January 10.—Yesterday I waited for a friend at a London Underground railway station. She was delayed, and I stood for a quarter of an hour at the bottom of a flight of steps, watching the continuous stream of descending passengers, mostly women, and generally young. Some among the less young were swollen, heavy, and awkward; most were slack, drooping, limp, bony, or bent; a few were lithe and lissom; one or two had the emotional vivacity and muscular tone of abounding vitality. Not one plainly indicated that, stripped of her clothing, she would have transformed those Underground steps into the Golden Stairway of Heaven.

"The average civilised woman sags." That is the conclusion lately reached by Dickinson and Truslow after the examination of a very large number of American women, and it is a conclusion which applies without doubt far beyond the limits of the United States.
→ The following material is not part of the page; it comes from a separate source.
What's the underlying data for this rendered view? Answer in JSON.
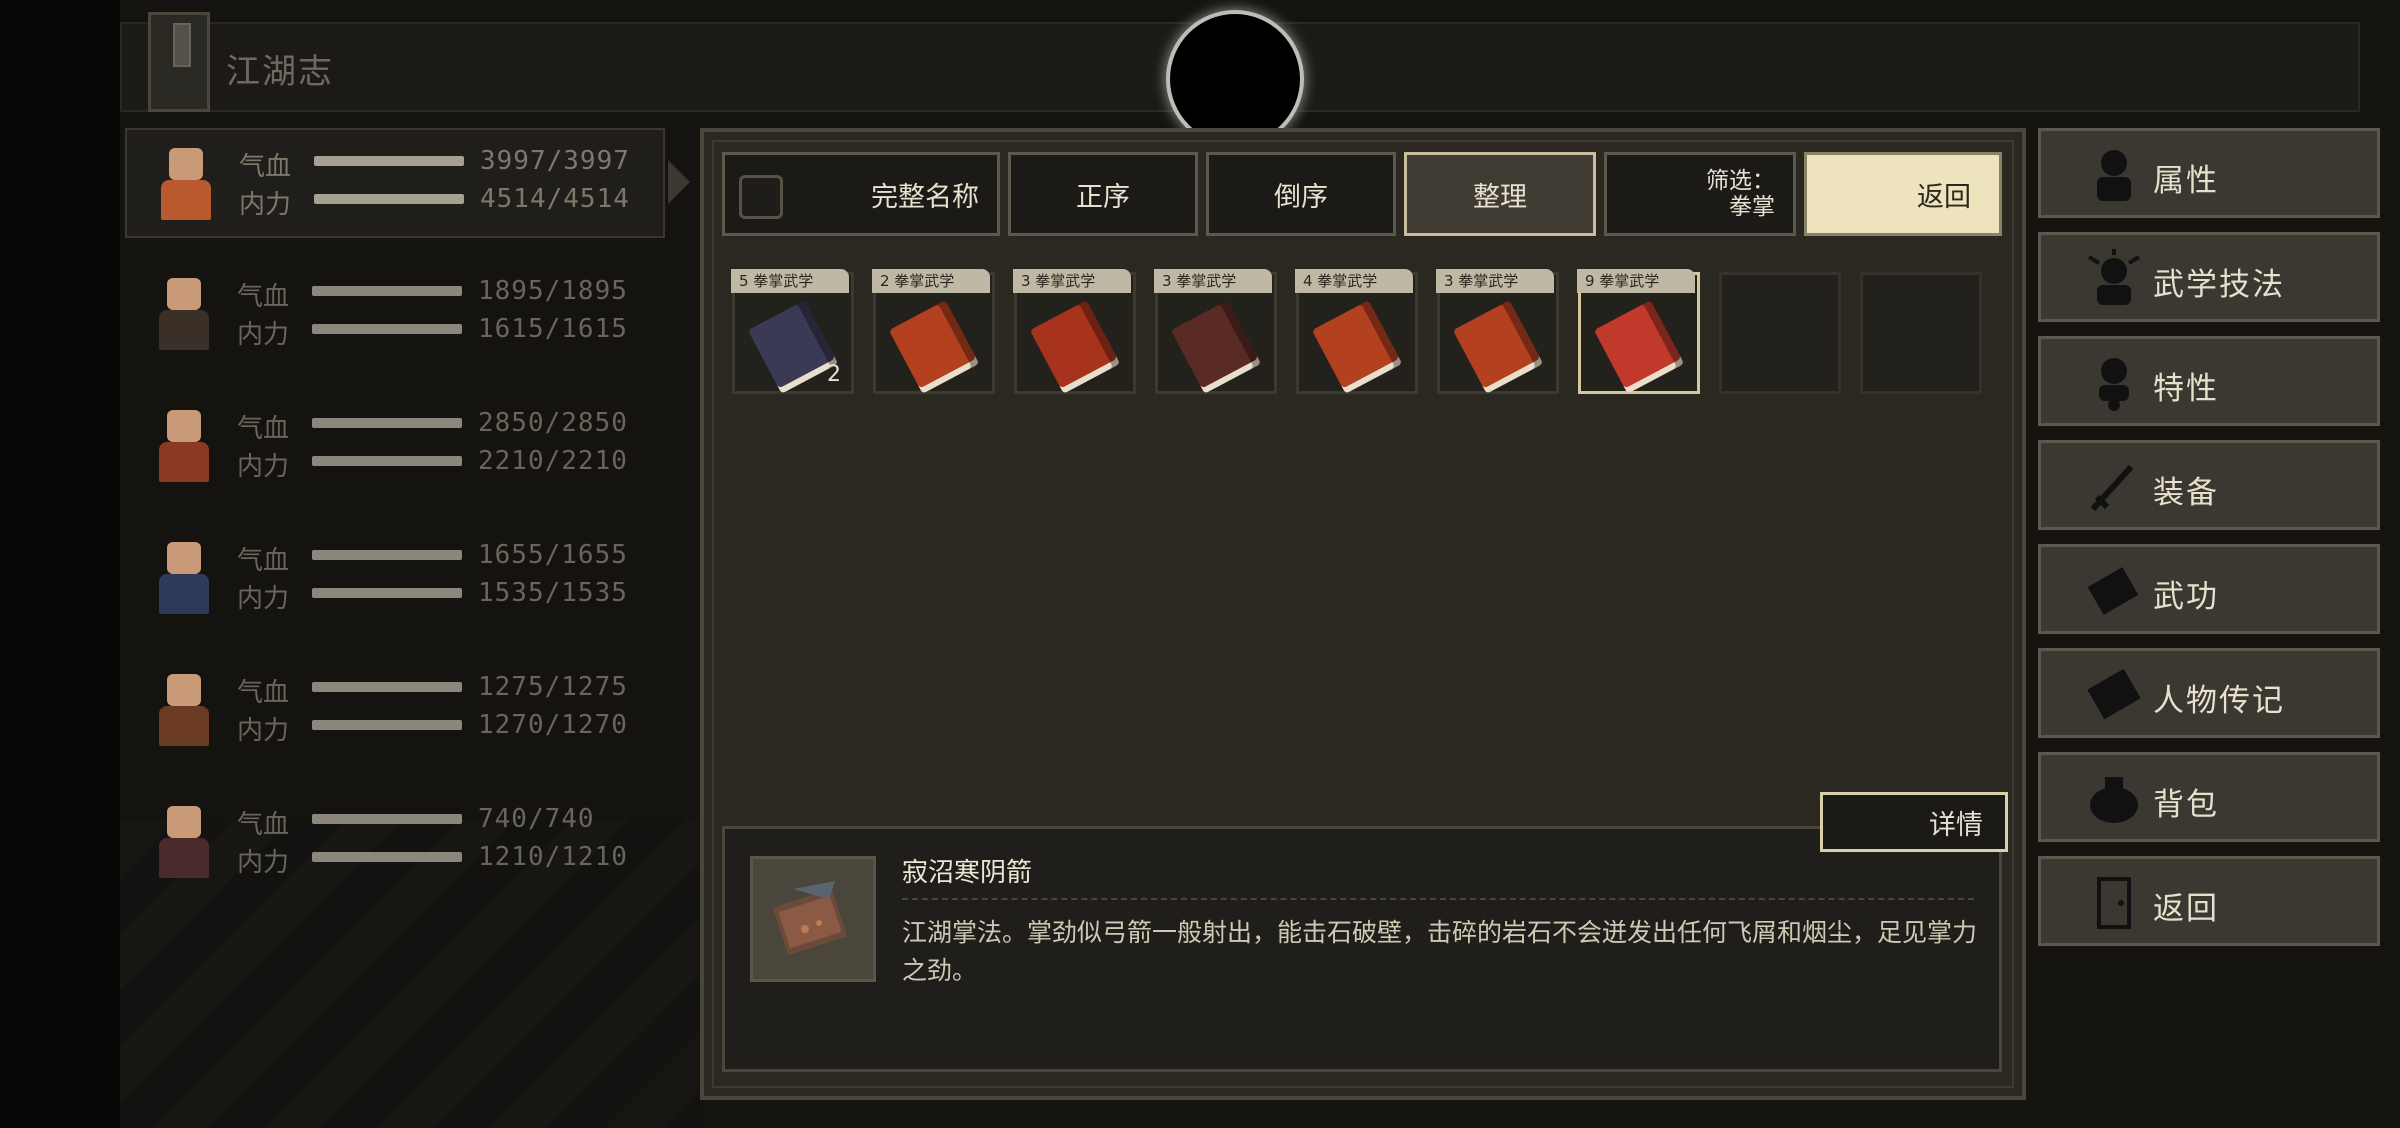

Her breasts droop down, these investigators assert, her buttocks sweep low, her abdomen protrudes. While these defects are general, the modern woman has cultivated two extreme and opposite defects of physical carriage which Dickinson and Truslow picturesquely describe as the Kangaroo Type and the Gorilla Type. In the kangaroo type of civilised woman the upper part of the trunk is carried too much in front of the line of gravity, and the lower part too much behind that line. In the gorilla type of woman, on the contrary, the upper part of the body is carried too much behind the line of gravity, and the lower part too much in front. So far Dickinson and Truslow.